De fait, la première action que nous avons menée concerne la sensibilisation des collaborateurs à l’IA générative, comme ChatGPT et COPILOT. Et ce, en insistant sur les bénéfices concrets qu’elle peut apporter au quotidien, en particulier en ce qui concerne les tâches répétitives et rébarbatives : courrier type, réponse à des relances, etc. Toutefois, en parallèle, nous avons aussi veillé à former les salariés aux risques potentiels.
À ce niveau, l’enjeu était vraiment d’expliquer les tenants et les aboutissants, d’informer sur la logique d’un prompt, etc. Car nous ne voulons pas que les utilisateurs s’en servent à mauvais escient ou bien qu’ils ne saisissent pas complètement la plus-value de cette technologie juste parce qu’ils ne la comprennent pas.
L’intégration de modules à base d’IA
En termes d’applications concrètes, nous avons intégré des modules à base d’IA dont deux sont un peu plus avancés et déjà utilisés.
Le premier vient soutenir les RH face aux problématiques du recrutement. En particulier dans les branches où les spécificités des postes évoluent rapidement pour les aider dans la rédaction de la job description d’une part, et, parfois l’analyse des CV d’autre part.
Une fois que nous aurons un véritable retour d’expérience, nous verrons pour proposer ce système aux autres business units.
Le deuxième module correspond à la base documentaire interactive — dont je parlais un peu plus tôt — grâce à laquelle nous voulons orienter les collaborateurs vers des ressources pertinentes répondant à leurs interrogations. Pour l’heure, l’outil est encore en phase de test. Toutefois, à terme, il promet d’améliorer l’expérience collaborateur en instaurant une nouvelle dynamique d’échanges au sein de l’entreprise.
Pour d’autres usages de l’IA dans les RH, nous restons prudents et observons les évolutions. Nous suivons de près les avancées, mais nous préférons attendre avant d’adopter certaines innovations.
L’IA est encore au début de son développement. Même si les perspectives semblent extrêmement intéressantes, il me paraît aussi essentiel de rester mesuré.
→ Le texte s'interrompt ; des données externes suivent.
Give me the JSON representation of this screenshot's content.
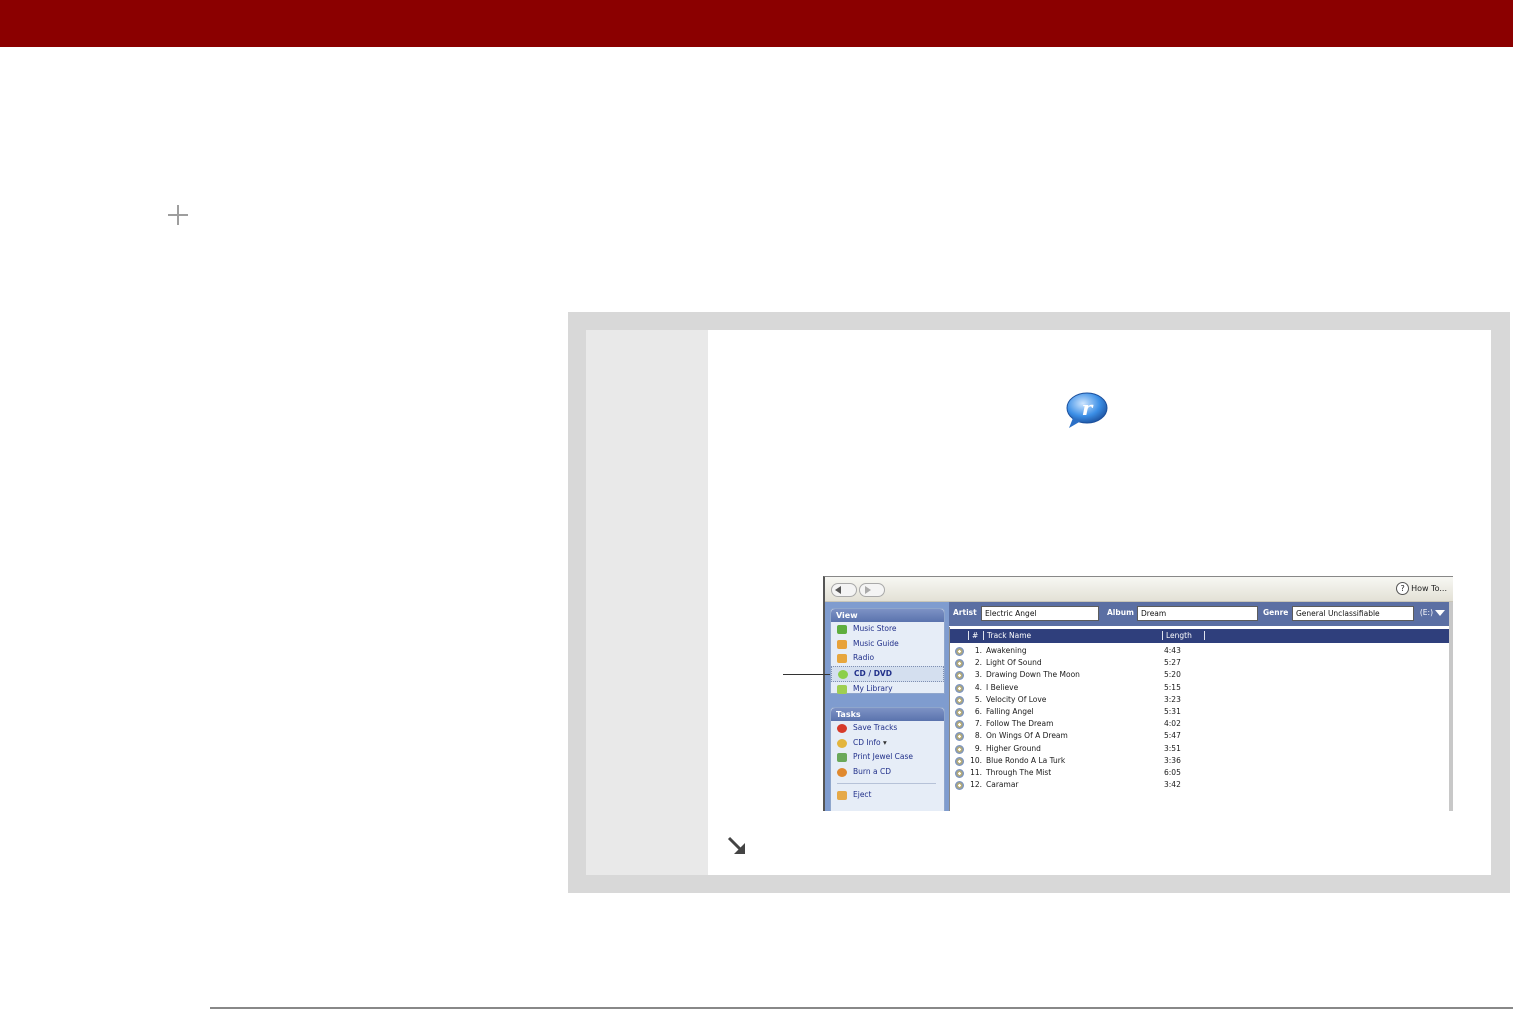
{
  "colors": {
    "top_bar": "#8b0000",
    "panel_gray": "#d8d8d8",
    "sidebar_header_blue": "#5a73ad",
    "track_header_navy": "#2f3f7c"
  },
  "icons": {
    "expand": "plus-icon",
    "logo": "realplayer-logo-icon",
    "continue": "arrow-down-right-icon"
  },
  "app": {
    "toolbar": {
      "howto_label": "How To..."
    },
    "view": {
      "heading": "View",
      "items": [
        {
          "label": "Music Store",
          "icon": "music-note-icon"
        },
        {
          "label": "Music Guide",
          "icon": "music-note-icon"
        },
        {
          "label": "Radio",
          "icon": "radio-icon"
        },
        {
          "label": "CD / DVD",
          "icon": "cd-icon"
        },
        {
          "label": "My Library",
          "icon": "library-icon"
        }
      ]
    },
    "tasks": {
      "heading": "Tasks",
      "items": [
        {
          "label": "Save Tracks",
          "icon": "record-icon"
        },
        {
          "label": "CD Info",
          "icon": "info-icon"
        },
        {
          "label": "Print Jewel Case",
          "icon": "print-icon"
        },
        {
          "label": "Burn a CD",
          "icon": "burn-icon"
        },
        {
          "label": "Eject",
          "icon": "eject-icon"
        }
      ]
    },
    "fields": {
      "artist_label": "Artist",
      "artist_value": "Electric Angel",
      "album_label": "Album",
      "album_value": "Dream",
      "genre_label": "Genre",
      "genre_value": "General Unclassifiable",
      "drive": "(E:)"
    },
    "columns": {
      "num": "#",
      "name": "Track Name",
      "length": "Length"
    },
    "tracks": [
      {
        "num": "1.",
        "name": "Awakening",
        "length": "4:43"
      },
      {
        "num": "2.",
        "name": "Light Of Sound",
        "length": "5:27"
      },
      {
        "num": "3.",
        "name": "Drawing Down The Moon",
        "length": "5:20"
      },
      {
        "num": "4.",
        "name": "I Believe",
        "length": "5:15"
      },
      {
        "num": "5.",
        "name": "Velocity Of Love",
        "length": "3:23"
      },
      {
        "num": "6.",
        "name": "Falling Angel",
        "length": "5:31"
      },
      {
        "num": "7.",
        "name": "Follow The Dream",
        "length": "4:02"
      },
      {
        "num": "8.",
        "name": "On Wings Of A Dream",
        "length": "5:47"
      },
      {
        "num": "9.",
        "name": "Higher Ground",
        "length": "3:51"
      },
      {
        "num": "10.",
        "name": "Blue Rondo A La Turk",
        "length": "3:36"
      },
      {
        "num": "11.",
        "name": "Through The Mist",
        "length": "6:05"
      },
      {
        "num": "12.",
        "name": "Caramar",
        "length": "3:42"
      }
    ]
  }
}
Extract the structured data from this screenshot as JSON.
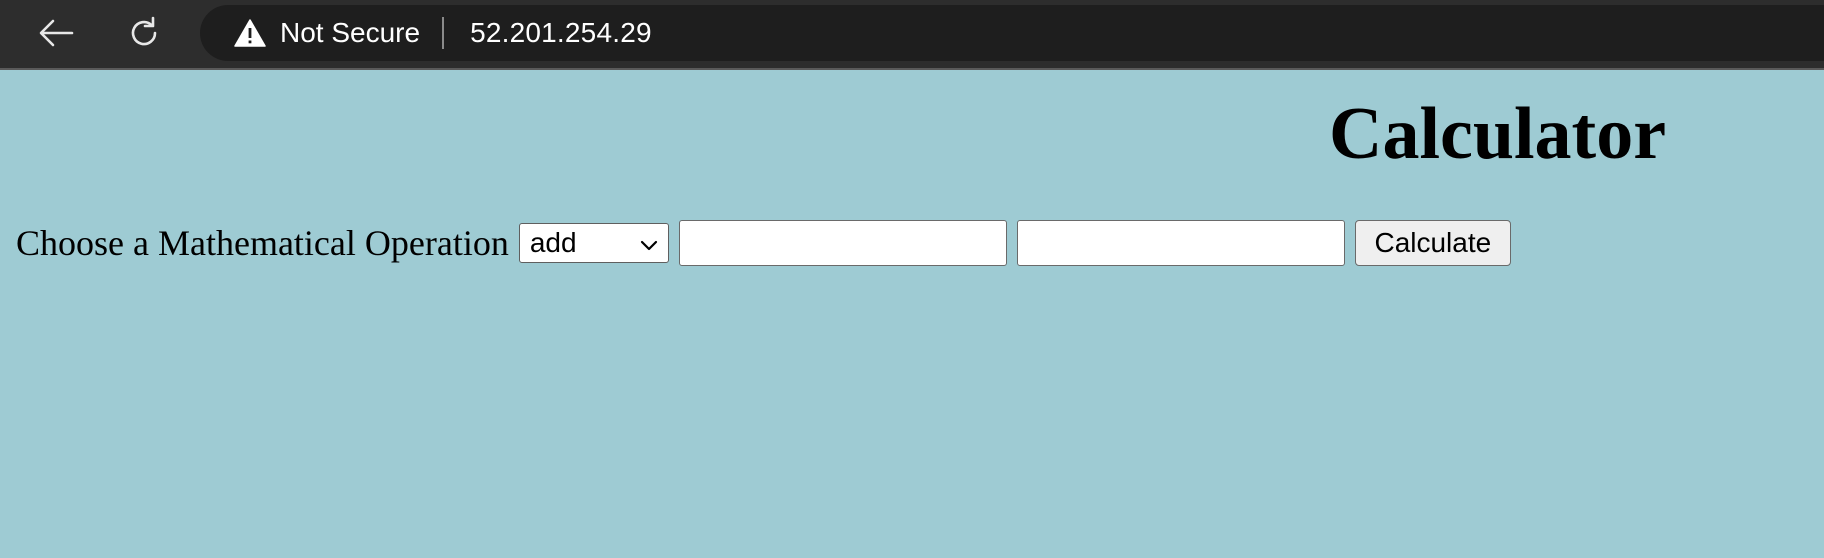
{
  "browser": {
    "security_label": "Not Secure",
    "url": "52.201.254.29",
    "icons": {
      "back": "arrow-left-icon",
      "reload": "reload-icon",
      "warning": "warning-icon"
    }
  },
  "page": {
    "title": "Calculator",
    "background_color": "#9ecbd3",
    "operation_label": "Choose a Mathematical Operation",
    "operation_select": {
      "selected": "add"
    },
    "first_number": {
      "value": "",
      "placeholder": ""
    },
    "second_number": {
      "value": "",
      "placeholder": ""
    },
    "calculate_label": "Calculate"
  }
}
Et, surtout, de ne pas oublier que même si ces technologies semblent révolutionnaires, elles restent des machines avec leurs limites.
- Cet article pourrait aussi vous intéresser : IA et Ressources humaines, état des lieux d’une transformation
Comment les services RH perçoivent-ils cette transformation digitale ?
Aujourd’hui, il est flagrant que nos équipes RH ne pourraient plus travailler sans nos modules de digitalisation. Il faut dire que chaque outil que nous avons apporté a du sens et vient répondre à un besoin ciblé. Sans ces solutions, nous ne pourrions pas atteindre le même niveau de productivité et de fluidité dans la gestion des ressources humaines. C’est une certitude.
Si je reprends l’exemple de Neocase, il y quelques jours une de nos DRH a eu un retour d’expérience concret de la part d’une salariée pas forcément à l’aise avec l’informatique. Celle-ci lui a indiqué avoir trouvé la démarche digitalisée très simple et intuitive. Ce qui lui a permis de réaliser l’action attendue en trois minutes sur son téléphone.
Ce genre de retour démontre bien que nous avons réussi à déployer des outils à la fois pratiques et ergonomiques. Mais aussi répondant aux besoins des utilisateurs, y compris ceux qui sont peut-être moins familiarisés avec le numérique.
De manière générale, tous nos outils sont bien acceptés et utilisés. Notamment parce que les éditeurs ont aussi beaucoup travaillé sur l’UX — l’expérience utilisateur — qui, aujourd’hui, est très importante.
Ceux avec lesquels nous rencontrons un peu plus de résistance sont en réalité associés à des mécaniques plus complexes.
Pour conclure, je dirais que la digitalisation RH est désormais une évidence. Toutes les entreprises s’appuient sur le digital pour enrichir et développer les parcours de leurs clients. Il est donc logique que, par une symétrie des attentions, des projets soient déployés dans le but d’améliorer aussi les services proposés aux employés. Avec, nous le savons, tout ce que ça implique : efficacité, performance, expérience collaborateur, qualité de vie au travail, etc.